Antes de existirem as redes sociais na internet, havia enorme veneração e respeito por quem tinha acesso ao espaço público da escrita, por exemplo, em jornais. Escrever e publicar um artigo de jornal era um feito digno da maior admiração e inveja. Nunca era exactamente pelo conteúdo do artigo, mas pelo facto de este ter sido publicado. E as pessoas diziam, "lá vai fulano, que publica artigos no jornal". Sabendo-se lido pela comunidade, naquele dia fulano podia entrar no café um pouco mais inchado. "Vossa Excelência leu o meu artigo no jornal? Pois eu digo lá que o governo é uma vergonha".
É fácil perceber que em dez anos a internet mudou isto tudo.
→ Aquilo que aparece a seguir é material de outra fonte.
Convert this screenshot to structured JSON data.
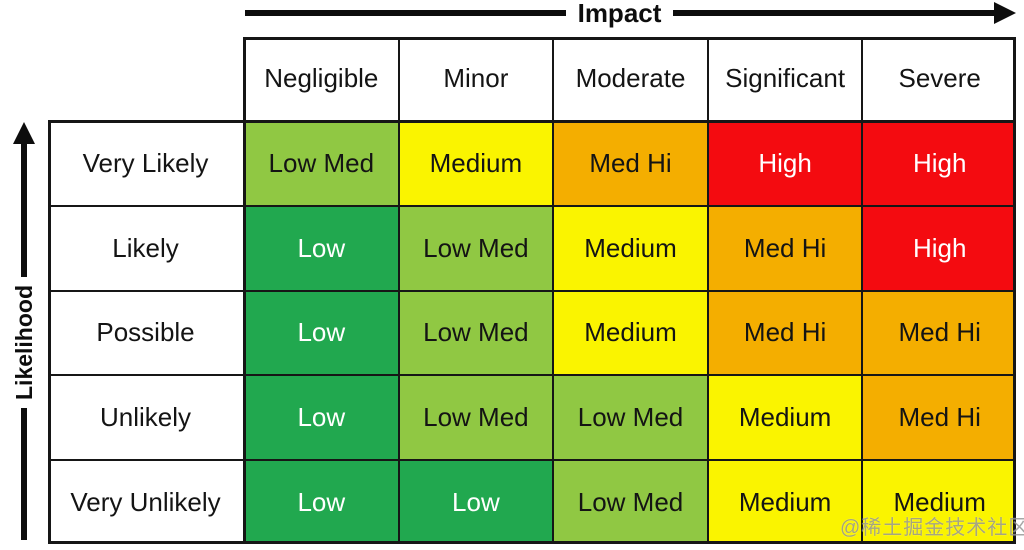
{
  "chart_data": {
    "type": "heatmap",
    "x_axis_label": "Impact",
    "y_axis_label": "Likelihood",
    "x_categories": [
      "Negligible",
      "Minor",
      "Moderate",
      "Significant",
      "Severe"
    ],
    "y_categories": [
      "Very Likely",
      "Likely",
      "Possible",
      "Unlikely",
      "Very Unlikely"
    ],
    "values": [
      [
        "Low Med",
        "Medium",
        "Med Hi",
        "High",
        "High"
      ],
      [
        "Low",
        "Low Med",
        "Medium",
        "Med Hi",
        "High"
      ],
      [
        "Low",
        "Low Med",
        "Medium",
        "Med Hi",
        "Med Hi"
      ],
      [
        "Low",
        "Low Med",
        "Low Med",
        "Medium",
        "Med Hi"
      ],
      [
        "Low",
        "Low",
        "Low Med",
        "Medium",
        "Medium"
      ]
    ],
    "legend_position": "none",
    "grid": true
  },
  "level_styles": {
    "Low": {
      "bg": "#21A84F",
      "text": "#FFFFFF"
    },
    "Low Med": {
      "bg": "#90C843",
      "text": "#141414"
    },
    "Medium": {
      "bg": "#FAF400",
      "text": "#141414"
    },
    "Med Hi": {
      "bg": "#F4AE00",
      "text": "#141414"
    },
    "High": {
      "bg": "#F40B10",
      "text": "#FFFFFF"
    }
  },
  "watermark": {
    "text": "@稀土掘金技术社区"
  }
}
As redes sociais democratizaram o acesso à escrita pública e, como acontece em todas as grandes aberturas democráticas, há os habituais abusos: as pessoas aproveitam para banalizar a sua nova liberdade, trocando mexericos, em vez de ideias que possam resistir até à edição seguinte.
A democracia incomoda os poderes e, no caso dos blogues, a crítica dos comentadores que tinham acesso exclusivo à escrita pública centra-se na agressividade do discurso dos recém-chegados. Curiosamente, estes comentadores esquecem que a imprensa mudou muito nos últimos cem anos, devido à concentração de títulos. Onde havia 30 ou 40 diferentes títulos, na sua maioria panfletários, há agora cinco ou seis, todos muito certinhos. A opinião nos jornais tornou-se profissional e séria, mas menos diversa e também menos combativa. As polémicas desapareceram por completo.
Daí que as redes sociais, a blogosfera em primeiro lugar, tenham preenchido o crescente vazio da chamada comunicação social. Não haverá muitos Cíceros, mas hoje, qualquer pessoa alfabetizada pode ter um blogue e escrever o que pensa. A dificuldade está na escolha e há fenómenos próprios do meio, como por exemplo o efeito bola-de-neve que dá excesso de visibilidade a autores menores. Por vezes, a diversidade mais parece a que existe nos hipermercados, algo ilusória, em que há dez marcas do mesmo produto, sempre com o mesmo fabrico e preços finais diferentes.
Mas por muitas ilusões que as redes sociais tragam, por muitas desilusões, existe uma democratização do espaço público da escrita, o acesso à voz do cidadão, uma partilha de ideias alargada. Sim, circula muita banalidade. E qual é o problema? Não eram afinal também banais aqueles artigos muito importantes que já toda a gente esqueceu? E não é a nossa vida, afinal, uma sucessão de interessantes banalidades?
É por na vida existirem tantas banalidades que precisamos de algo melhor e que não seja banal. Está visto que nas redes sociais é cada vez mais difícil de conseguir alcançar isso.